Spare by Prince Harry

My rating: 4 of 5 stars

I’ve been struggling to figure out how to review this but then, I think, that’s what reviews are for. Working out how you think about something. Teasing out that reaction in words. Figuring out what these tiny marks on the page made you feel and how they made you feel it. And so the first thing that I will say in what follows is that this is a fragmentary review. Bitty. But then, I do think that this is where I am with this unusual, definitive, graceful book.

1. I read Spare very quickly, conscious of the still huge library reservation list behind me, and I genuinely enjoyed it. If you strip all of The Discourse back and take the noise away from this book, you’re left with something that’s very graceful and lyrical. J.R. Moehringer, the ghost author here, is to be complimented for their efforts. Spare has a very beautiful and often deeply poetic aesthetic and it really does add something very fascinating to the world of memoir

2. The first third is perhaps the strongest of the book. The final third strumbles* after itself and the book really does struggle to find a definitive ending. But then, I suspect, it was always going to feel like this. I felt a little bit as if Harry, even after telling all of this story, wanted to tell some more. But then I also felt like this book was also more than ready to end. But then the story had not. Time had rolled on, more of it was yet to be told. But then. But then.

3. I wish Harry and his family well. He has experienced remarkable and often horrific things and lived through situations that are almost impossible to understand. Vast swathes of this book are moving, poignant, and often deeply, deeply sad. And yet often not in the way that you might expect them to be.

4. There is a tendency throughout to focus on the very granular. I can understand why: it’s human. A thousand tiny cuts. Each and every one felt, each and every one remembered. And yet, the constant wonder of what this story – and in particular, that final third – might be like without that detail. Easier? Freer? I don’t know. I can’t remotely understand what it’s like to be at the eye of that storm. But then, but then.

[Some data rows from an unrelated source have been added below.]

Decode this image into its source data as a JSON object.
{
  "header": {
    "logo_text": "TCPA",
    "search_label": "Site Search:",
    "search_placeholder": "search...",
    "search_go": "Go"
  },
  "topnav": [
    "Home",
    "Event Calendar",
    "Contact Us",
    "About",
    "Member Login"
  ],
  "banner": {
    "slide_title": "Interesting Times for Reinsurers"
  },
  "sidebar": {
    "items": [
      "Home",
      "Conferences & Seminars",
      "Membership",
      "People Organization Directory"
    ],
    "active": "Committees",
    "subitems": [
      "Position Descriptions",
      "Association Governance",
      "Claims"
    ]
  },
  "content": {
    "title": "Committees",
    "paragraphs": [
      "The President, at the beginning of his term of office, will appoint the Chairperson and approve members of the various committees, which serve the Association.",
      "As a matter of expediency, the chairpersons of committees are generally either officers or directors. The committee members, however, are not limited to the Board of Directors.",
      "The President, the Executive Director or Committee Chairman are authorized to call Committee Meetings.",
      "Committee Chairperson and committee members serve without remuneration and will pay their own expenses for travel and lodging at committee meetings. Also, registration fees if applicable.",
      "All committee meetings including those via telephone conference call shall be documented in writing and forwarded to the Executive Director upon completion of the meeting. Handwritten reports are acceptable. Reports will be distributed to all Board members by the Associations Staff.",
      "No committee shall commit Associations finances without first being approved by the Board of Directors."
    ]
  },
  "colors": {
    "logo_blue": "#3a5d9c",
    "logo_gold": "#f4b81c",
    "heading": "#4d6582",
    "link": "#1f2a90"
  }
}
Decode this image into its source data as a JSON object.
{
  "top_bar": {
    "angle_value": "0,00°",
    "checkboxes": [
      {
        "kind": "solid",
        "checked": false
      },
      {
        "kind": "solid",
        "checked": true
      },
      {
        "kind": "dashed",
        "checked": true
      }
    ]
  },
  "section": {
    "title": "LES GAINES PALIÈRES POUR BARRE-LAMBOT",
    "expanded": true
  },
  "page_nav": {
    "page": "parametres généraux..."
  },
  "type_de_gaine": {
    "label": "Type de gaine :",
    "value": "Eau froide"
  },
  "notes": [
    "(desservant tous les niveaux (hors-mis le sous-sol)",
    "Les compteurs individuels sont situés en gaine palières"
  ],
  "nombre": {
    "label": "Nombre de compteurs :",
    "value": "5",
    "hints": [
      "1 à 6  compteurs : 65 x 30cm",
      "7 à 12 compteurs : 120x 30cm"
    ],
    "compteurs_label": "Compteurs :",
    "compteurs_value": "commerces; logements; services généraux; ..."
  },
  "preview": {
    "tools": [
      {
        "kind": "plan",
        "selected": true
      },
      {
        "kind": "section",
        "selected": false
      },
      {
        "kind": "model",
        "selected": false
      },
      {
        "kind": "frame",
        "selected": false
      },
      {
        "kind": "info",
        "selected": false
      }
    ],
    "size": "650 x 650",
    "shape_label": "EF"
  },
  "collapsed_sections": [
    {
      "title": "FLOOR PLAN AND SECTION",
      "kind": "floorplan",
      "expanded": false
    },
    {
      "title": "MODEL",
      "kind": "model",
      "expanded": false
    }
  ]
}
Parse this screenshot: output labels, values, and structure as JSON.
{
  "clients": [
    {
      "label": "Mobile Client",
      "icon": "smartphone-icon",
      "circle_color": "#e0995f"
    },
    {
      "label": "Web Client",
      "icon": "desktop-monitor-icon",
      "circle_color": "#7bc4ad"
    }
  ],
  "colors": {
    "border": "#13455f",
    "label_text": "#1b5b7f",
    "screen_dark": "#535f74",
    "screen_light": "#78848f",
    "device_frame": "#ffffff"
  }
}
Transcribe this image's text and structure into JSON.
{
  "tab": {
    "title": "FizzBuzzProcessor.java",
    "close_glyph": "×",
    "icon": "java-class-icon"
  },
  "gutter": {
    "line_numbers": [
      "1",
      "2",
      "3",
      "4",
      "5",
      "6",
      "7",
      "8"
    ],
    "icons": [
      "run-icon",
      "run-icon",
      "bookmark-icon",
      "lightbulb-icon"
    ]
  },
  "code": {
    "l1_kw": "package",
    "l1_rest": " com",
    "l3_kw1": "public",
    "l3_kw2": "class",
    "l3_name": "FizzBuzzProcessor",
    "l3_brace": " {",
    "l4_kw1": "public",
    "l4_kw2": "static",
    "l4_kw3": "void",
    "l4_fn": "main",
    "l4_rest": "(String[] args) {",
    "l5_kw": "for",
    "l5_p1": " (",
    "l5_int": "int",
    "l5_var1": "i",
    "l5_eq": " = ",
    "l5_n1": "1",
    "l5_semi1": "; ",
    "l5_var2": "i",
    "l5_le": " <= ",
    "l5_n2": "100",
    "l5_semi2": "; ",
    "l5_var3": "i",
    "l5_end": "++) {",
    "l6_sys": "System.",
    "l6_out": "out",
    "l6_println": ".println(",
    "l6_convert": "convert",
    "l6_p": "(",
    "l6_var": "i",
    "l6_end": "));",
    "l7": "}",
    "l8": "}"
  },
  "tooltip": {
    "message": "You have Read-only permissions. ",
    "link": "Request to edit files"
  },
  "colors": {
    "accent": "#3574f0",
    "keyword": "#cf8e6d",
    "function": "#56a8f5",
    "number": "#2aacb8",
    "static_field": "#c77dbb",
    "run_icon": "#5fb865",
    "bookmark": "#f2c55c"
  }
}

5. This is a genuinely remarkable book. I don’t think we’ll read anything like it for quite some time.


* a typo, but I rather like it. Strumble. A portmanteau of ‘crumble’ and ‘stumble’. Let’s let it stay there, at least for a while.



View all my reviews

Published by Daisy May Johnson

I write and research children's books.

2 thoughts on “Spare by Prince Harry

  1. Your review encapsulates my impressions of this and the situation it describes even though I haven’t read it, and am unlikely to do so. The problem for bystanders like me is that it’s all too often drowned out by the noise of bigoted pundits adding to the rumble of the rumour mill.

    1. This is something that I wrestled with quite a bit so I totally understand where you’re coming from. It’s very hard to detach this book from the noise and I’m not quite sure if I’ve fully yet even figured it out really. It’s such a complex thing!